Baggage fees. (3.34, p. 124) An airline charges the following baggage fees: $25 for the first bag and $35 for the second. Suppose 54% of passengers have no checked luggage, 34% have one piece of checked luggage and 12% have two pieces. We suppose a negligible portion of people check more than two bags.

  1. Build a probability model, compute the average revenue per passenger, and compute the corresponding standard deviation.
  2. About how much revenue should the airline expect for a flight of 120 passengers? With what standard deviation? Note any assumptions you make and if you think they are justified.

Solution

#(a) building the model
# Considering a passenger with 2 pieces of checked luggage 
# will pay $25 for the first one 
# and $35 for the second.
# Thus a total of $60

fees <-c(0, 25, 60)

# proportion of passengers, p
p <-c(0.54, 0.34, 0.12)

# Let define the scaler x, number of passenger
#THe average cost per x passenger: average<- sum((x*p)*fees)/sum(p)


# Average revenue per passenger:
x<-1

Avg_rev<- sum((x*p)*fees)/sum(p)

Avg_rev
## [1] 15.7
# Standard deviation

StdDev <-sqrt(0.54*(0-Avg_rev)^2 + 0.34*(25-Avg_rev)^2 + 0.12*(60-Avg_rev)^2)
StdDev
## [1] 19.95019
#(b) 
# Let assume 54% have no checked baggages: 0.54*120 = 65; 
#34% have one piece of checked luggage: 0.34*120 = 41;
# 12% have two pieces: 14. We have then y=(65,41,14)

y<-c(65,41,14)

Exp_revenue<- sum(y*fees)
Exp_revenue
## [1] 1865
Avg_Exp_revenue = mean(y*fees)
Avg_Exp_revenue
## [1] 621.6667
StdDev_Exp_revenue = sd(y*fees)
StdDev_Exp_revenue
## [1] 546.2676

Income and gender. (3.38, p. 128) The relative frequency table below displays the distribution of annual total personal income (in 2009 inflation-adjusted dollars) for a representative sample of 96,420,486 Americans. These data come from the American Community Survey for 2005-2009. This sample is comprised of 59% males and 41% females.

  1. Describe the distribution of total personal income.
  2. What is the probability that a randomly chosen US resident makes less than $50,000 per year?
  3. What is the probability that a randomly chosen US resident makes less than $50,000 per year and is female? Note any assumptions you make.
  4. The same data source indicates that 71.8% of females make less than $50,000 per year.

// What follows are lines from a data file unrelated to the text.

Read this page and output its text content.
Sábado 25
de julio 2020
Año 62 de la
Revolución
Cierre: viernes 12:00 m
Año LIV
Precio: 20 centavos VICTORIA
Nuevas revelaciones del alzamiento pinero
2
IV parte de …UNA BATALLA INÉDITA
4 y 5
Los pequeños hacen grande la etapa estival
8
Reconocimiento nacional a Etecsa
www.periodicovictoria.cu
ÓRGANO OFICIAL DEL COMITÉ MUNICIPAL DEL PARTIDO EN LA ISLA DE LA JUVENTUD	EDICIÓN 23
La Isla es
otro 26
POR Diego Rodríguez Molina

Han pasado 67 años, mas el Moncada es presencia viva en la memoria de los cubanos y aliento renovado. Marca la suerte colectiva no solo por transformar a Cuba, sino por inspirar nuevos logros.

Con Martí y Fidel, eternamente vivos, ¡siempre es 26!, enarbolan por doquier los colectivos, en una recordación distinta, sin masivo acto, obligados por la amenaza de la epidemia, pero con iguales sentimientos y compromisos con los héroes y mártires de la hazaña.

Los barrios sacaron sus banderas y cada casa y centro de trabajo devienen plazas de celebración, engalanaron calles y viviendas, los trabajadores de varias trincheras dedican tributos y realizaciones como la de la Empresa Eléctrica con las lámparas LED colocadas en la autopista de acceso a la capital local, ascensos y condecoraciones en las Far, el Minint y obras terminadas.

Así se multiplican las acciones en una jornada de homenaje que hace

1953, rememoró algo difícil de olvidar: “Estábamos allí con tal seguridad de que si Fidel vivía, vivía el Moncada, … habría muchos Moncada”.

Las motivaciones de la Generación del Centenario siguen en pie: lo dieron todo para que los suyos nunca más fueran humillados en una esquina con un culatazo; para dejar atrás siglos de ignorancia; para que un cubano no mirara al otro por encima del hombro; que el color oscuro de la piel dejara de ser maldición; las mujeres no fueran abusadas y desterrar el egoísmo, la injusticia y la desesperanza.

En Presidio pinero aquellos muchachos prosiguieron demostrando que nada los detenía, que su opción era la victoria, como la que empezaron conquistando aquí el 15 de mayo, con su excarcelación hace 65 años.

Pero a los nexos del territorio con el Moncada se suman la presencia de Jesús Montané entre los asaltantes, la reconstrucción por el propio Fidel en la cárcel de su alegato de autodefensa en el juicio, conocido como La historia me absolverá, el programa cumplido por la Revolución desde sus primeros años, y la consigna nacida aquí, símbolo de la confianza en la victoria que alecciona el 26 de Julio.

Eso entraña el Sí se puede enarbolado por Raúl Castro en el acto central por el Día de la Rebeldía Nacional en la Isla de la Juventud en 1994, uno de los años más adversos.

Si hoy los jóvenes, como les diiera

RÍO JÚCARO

Use this value to determine whether or not the assumption you made in part (c) is valid.

Solution

# Plot barplot for distribution

Income <- c("$1 to $9,999","$10,000 to $14,999","$15,000 to $24,999",
            "$25,000 to $34,999","$35,000 to $49,999",
            "$50,000 to $64,999","$65,000 to $74,999",
            "$75,000 to $99,999","$100,000 or more")

Total_percent <- c(2.2,4.7,15.8,18.3,21.2,13.9,5.8,8.4,9.7)

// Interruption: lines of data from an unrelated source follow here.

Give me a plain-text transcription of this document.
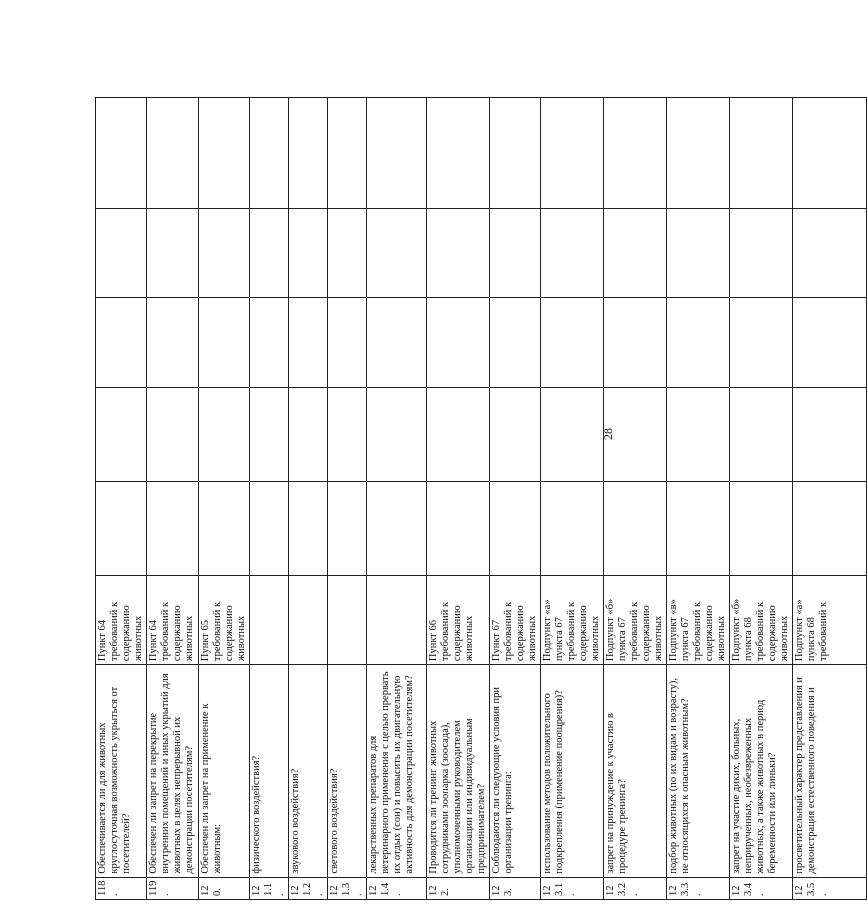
28
118.	Обеспечивается ли для животных круглосуточная возможность укрыться от посетителей?	Пункт 64 требований к содержанию животных					
119.	Обеспечен ли запрет на перекрытие внутренних помещений и иных укрытий для животных в целях непрерывной их демонстрации посетителям?	Пункт 64 требований к содержанию животных					
120.	Обеспечен ли запрет на применение к животным:	Пункт 65 требований к содержанию животных					
121.1.	физического воздействия?						
121.2.	звукового воздействия?						
121.3.	светового воздействия?						
121.4.	лекарственных препаратов для ветеринарного применения с целью прервать их отдых (сон) и повысить их двигательную активность для демонстрации посетителям?						
122.	Проводится ли тренинг животных сотрудниками зоопарка (зоосада), уполномоченными руководителем организации или индивидуальным предпринимателем?	Пункт 66 требований к содержанию животных					
123.	Соблюдаются ли следующие условия при организации тренинга:	Пункт 67 требований к содержанию животных					
123.1.	использование методов положительного подкрепления (применение поощрения)?	Подпункт «а» пункта 67 требований к содержанию животных					
123.2.	запрет на принуждение к участию в процедуре тренинга?	Подпункт «б» пункта 67 требований к содержанию животных					
123.3.	подбор животных (по их видам и возрасту), не относящихся к опасным животным?	Подпункт «в» пункта 67 требований к содержанию животных					
123.4.	запрет на участие диких, больных, неприрученных, необезвреженных животных, а также животных в период беременности или линьки?	Подпункт «б» пункта 68 требований к содержанию животных					
123.5.	просветительный характер представления и демонстрация естественного поведения и	Подпункт «а» пункта 68 требований к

summary_table <- data.frame(Income, Total_percent)
summary_table
barplot(Total_percent, names.arg = Income, 
        col = "light blue", xlab = "Income range", ylab ="Total_percent")

The distribution looks unimodal and most of the population has the personal income between $35,000 to $49,999. And there are more residents making less than $50,000 than those making more than $50,000.

  1. (21.2+18.3+15.8+4.7+2.2)% = 62.2%. the probability that a randomly chosen US resident makes less than $50,000 per year is 0.622 or 62.2%

  2. Assume there is 41% of females in the sample. Thus, 0.41*0.622 = 0.25502 or 25.50% Therefore, the probability that a randomly chosen US resident makes less than $50,000 per year and is female is 25.50%

  3. As the same source indicates that 71.8% of females make less than $50,000 per year which is different from what I found in (c), my assumption seems wrong but this brings me to say also that person income and gender are not independent.